Prof. Dr. Maximilian Zimmer
Rn 15
Die Berufung des Erben auf die Dürftigkeit oder Unzulänglichkeit hat nach § 1990 I 2 zur Folge, dass der Erbe den Nachlass zum Zwecke der Befriedigung der Gläubiger im Wege der Zwangsvollstreckung herauszugeben hat. Der Erbe muss die Zwangsvollstreckung in den noch vorhandenen Nachlass dulden und ihn auf Verlangen des Gläubigers bezeichnen (MüKo/Küpper § 1990 Rz 13). Von der Herausgabepflicht sind auch solche Nachlassgegenstände erfasst, die nach § 811 ZPO unpfändbar sind. Der Erbe kann diese Folge nicht durch Zahlung des Wertes des Nachlassgegenstandes abwenden, da § 1973 in § 1990 nicht genannt ist.
Rn 16
Die Einrede berührt nicht die Nachlassverbindlichkeit als solche, sondern führt zu einer Beschränkung der Erbenhaftung. Sie hat den Zweck, den Zugriff der Nachlassgläubiger auf das Eigenvermögen des Erben abzuwehren, hat aber keine Absonderung des Nachlasses vom Eigenvermögen des Erben zur Folge, sondern führt lediglich zu einer Trennung im Verhältnis zwischen Erben und jeweiligem Nachlassgläubiger (Grüneberg/Weidlich § 1990 Rz 9). Der Erbe verwaltet den Nachlass selbst und erfüllt die Nachlassverbindlichkeiten.

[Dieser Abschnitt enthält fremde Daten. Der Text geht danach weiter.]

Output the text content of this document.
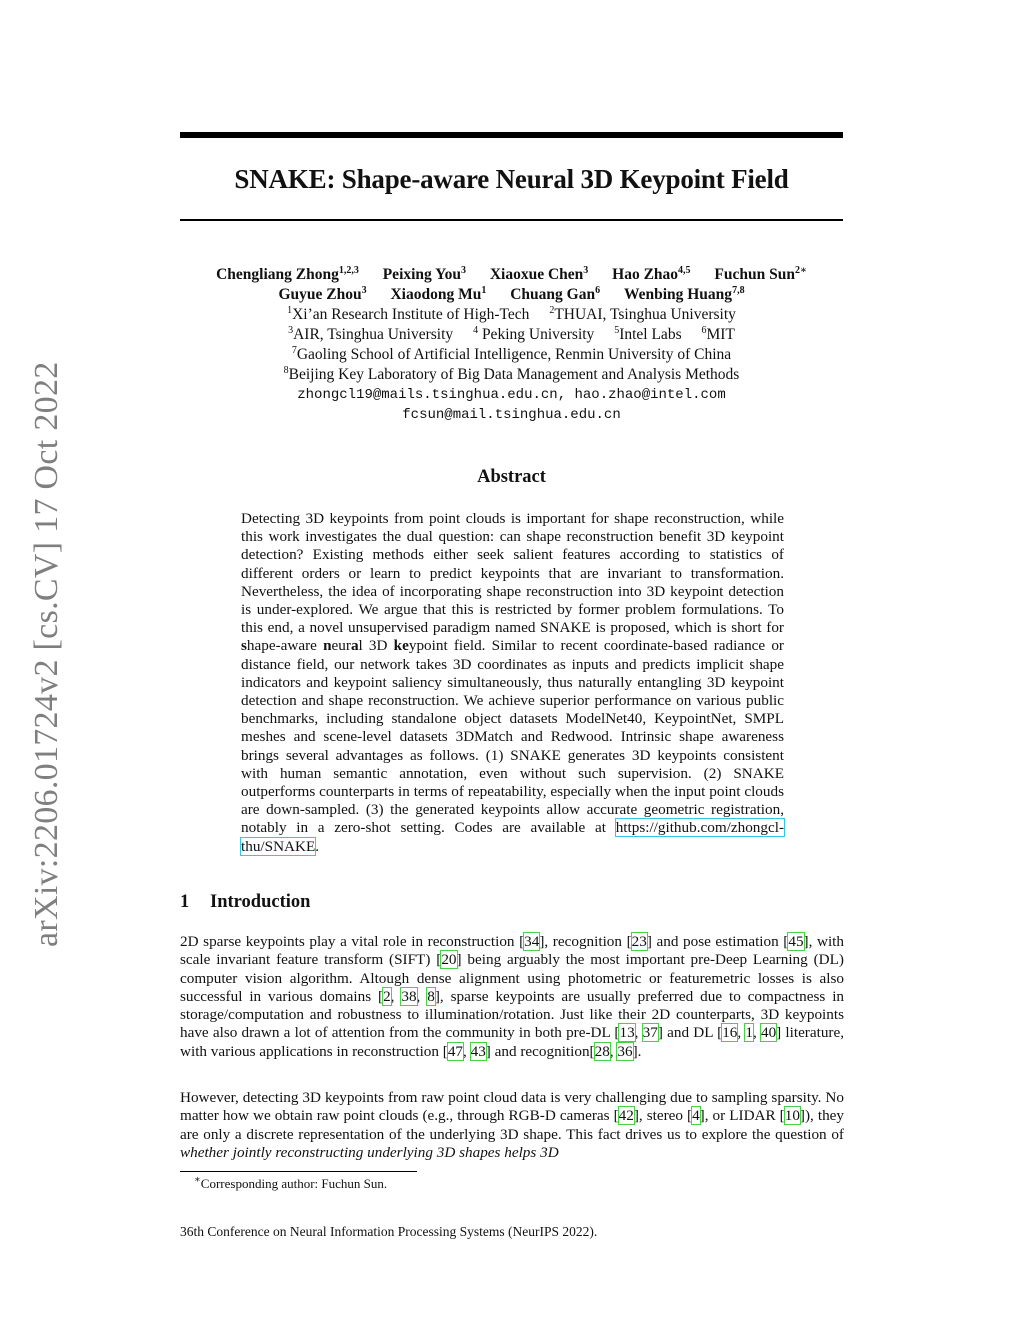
arXiv:2206.01724v2 [cs.CV] 17 Oct 2022
SNAKE: Shape-aware Neural 3D Keypoint Field
Chengliang Zhong$^{1,2,3}$ Peixing You$^3$ Xiaoxue Chen$^3$ Hao Zhao$^{4,5}$ Fuchun Sun$^{2∗}$
Guyue Zhou$^3$ Xiaodong Mu$^1$ Chuang Gan$^6$ Wenbing Huang$^{7,8}$
$^1$Xi’an Research Institute of High-Tech $^2$THUAI, Tsinghua University
$^3$AIR, Tsinghua University $^4$ Peking University $^5$Intel Labs $^6$MIT
$^7$Gaoling School of Artificial Intelligence, Renmin University of China
$^8$Beijing Key Laboratory of Big Data Management and Analysis Methods
zhongcl19@mails.tsinghua.edu.cn, hao.zhao@intel.com
fcsun@mail.tsinghua.edu.cn
Abstract
Detecting 3D keypoints from point clouds is important for shape reconstruction, while this work investigates the dual question: can shape reconstruction benefit 3D keypoint detection? Existing methods either seek salient features according to statistics of different orders or learn to predict keypoints that are invariant to transformation. Nevertheless, the idea of incorporating shape reconstruction into 3D keypoint detection is under-explored. We argue that this is restricted by former problem formulations. To this end, a novel unsupervised paradigm named SNAKE is proposed, which is short for shape-aware neural 3D keypoint field. Similar to recent coordinate-based radiance or distance field, our network takes 3D coordinates as inputs and predicts implicit shape indicators and keypoint saliency simultaneously, thus naturally entangling 3D keypoint detection and shape reconstruction. We achieve superior performance on various public benchmarks, including standalone object datasets ModelNet40, KeypointNet, SMPL meshes and scene-level datasets 3DMatch and Redwood. Intrinsic shape awareness brings several advantages as follows. (1) SNAKE generates 3D keypoints consistent with human semantic annotation, even without such supervision. (2) SNAKE outperforms counterparts in terms of repeatability, especially when the input point clouds are down-sampled. (3) the generated keypoints allow accurate geometric registration, notably in a zero-shot setting. Codes are available at https://github.com/zhongcl-thu/SNAKE.
1 Introduction
2D sparse keypoints play a vital role in reconstruction [34], recognition [23] and pose estimation [45], with scale invariant feature transform (SIFT) [20] being arguably the most important pre-Deep Learning (DL) computer vision algorithm. Altough dense alignment using photometric or featuremetric losses is also successful in various domains [2, 38, 8], sparse keypoints are usually preferred due to compactness in storage/computation and robustness to illumination/rotation. Just like their 2D counterparts, 3D keypoints have also drawn a lot of attention from the community in both pre-DL [13, 37] and DL [16, 1, 40] literature, with various applications in reconstruction [47, 43] and recognition[28, 36].
However, detecting 3D keypoints from raw point cloud data is very challenging due to sampling sparsity. No matter how we obtain raw point clouds (e.g., through RGB-D cameras [42], stereo [4], or LIDAR [10]), they are only a discrete representation of the underlying 3D shape. This fact drives us to explore the question of whether jointly reconstructing underlying 3D shapes helps 3D
∗Corresponding author: Fuchun Sun.
36th Conference on Neural Information Processing Systems (NeurIPS 2022).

Dabei gehen die Gläubiger mit einem rechtskräftigen Titel den anderen im Rang vor, § 1991 III (BGHZ 122, 197) und für Verbindlichkeiten aus Pflichtteilen, Vermächtnissen und Auflagen gilt die Reihenfolge, die auch im Nachlassinsolvenzverfahren nach § 327 I Nr 1 InsO zu beachten ist (NK-BGB/Krug § 1990 Rz 27). Daher ist der Erbe, wenn er die Einrede erhebt, den Nachlassgläubigern ggü für seine Verwaltung verantwortlich. Hat er sich wegen schuldhafter Pflichtverletzung schadensersatzpflichtig gemacht, vergrößert der zum Nachlass gehörende Ersatzanspruch den unzureichenden Nachlass (vgl Rn 7).
Rn 17
Liegen die Voraussetzungen des § 1990 vor, kann der Erbe den Nachlass auch freiwillig herausgeben oder sich zur Vermeidung von Prozesskosten der sofortigen Zwangsvollstreckung nach § 794 I Nr 5 ZPO unterwerfen (RGZ 137, 50). Allerdings führt die freiwillige Freigabe des Nachlasses zur Vollstreckung, nicht zu einer Schuldbefreiung. Bei seinen Handlungen unterliegt der Erbe insoweit der Verwalterhaftung nach § 1991 I, weshalb stets die Gefahr besteht, dass ihm von den Nachlassgläubigern vorgehalten wird, er habe einen Gegenstand unter Wert an den anderen Nachlassgläubiger herausgegeben. Davor kann sich der Erbe nur durch Vollstreckungsvereinbarungen mit den Gläubigern, entweder einzeln oder mit allen zusammen, absichern, in dem er vereinbart, dass die ihm übergebenen Gegenstände im Wege der öffentlichen Versteigerung verwertet und der Überschuss an den Nachlass ausgekehrt wird (HP/Lohmann § 1990 Rz 12).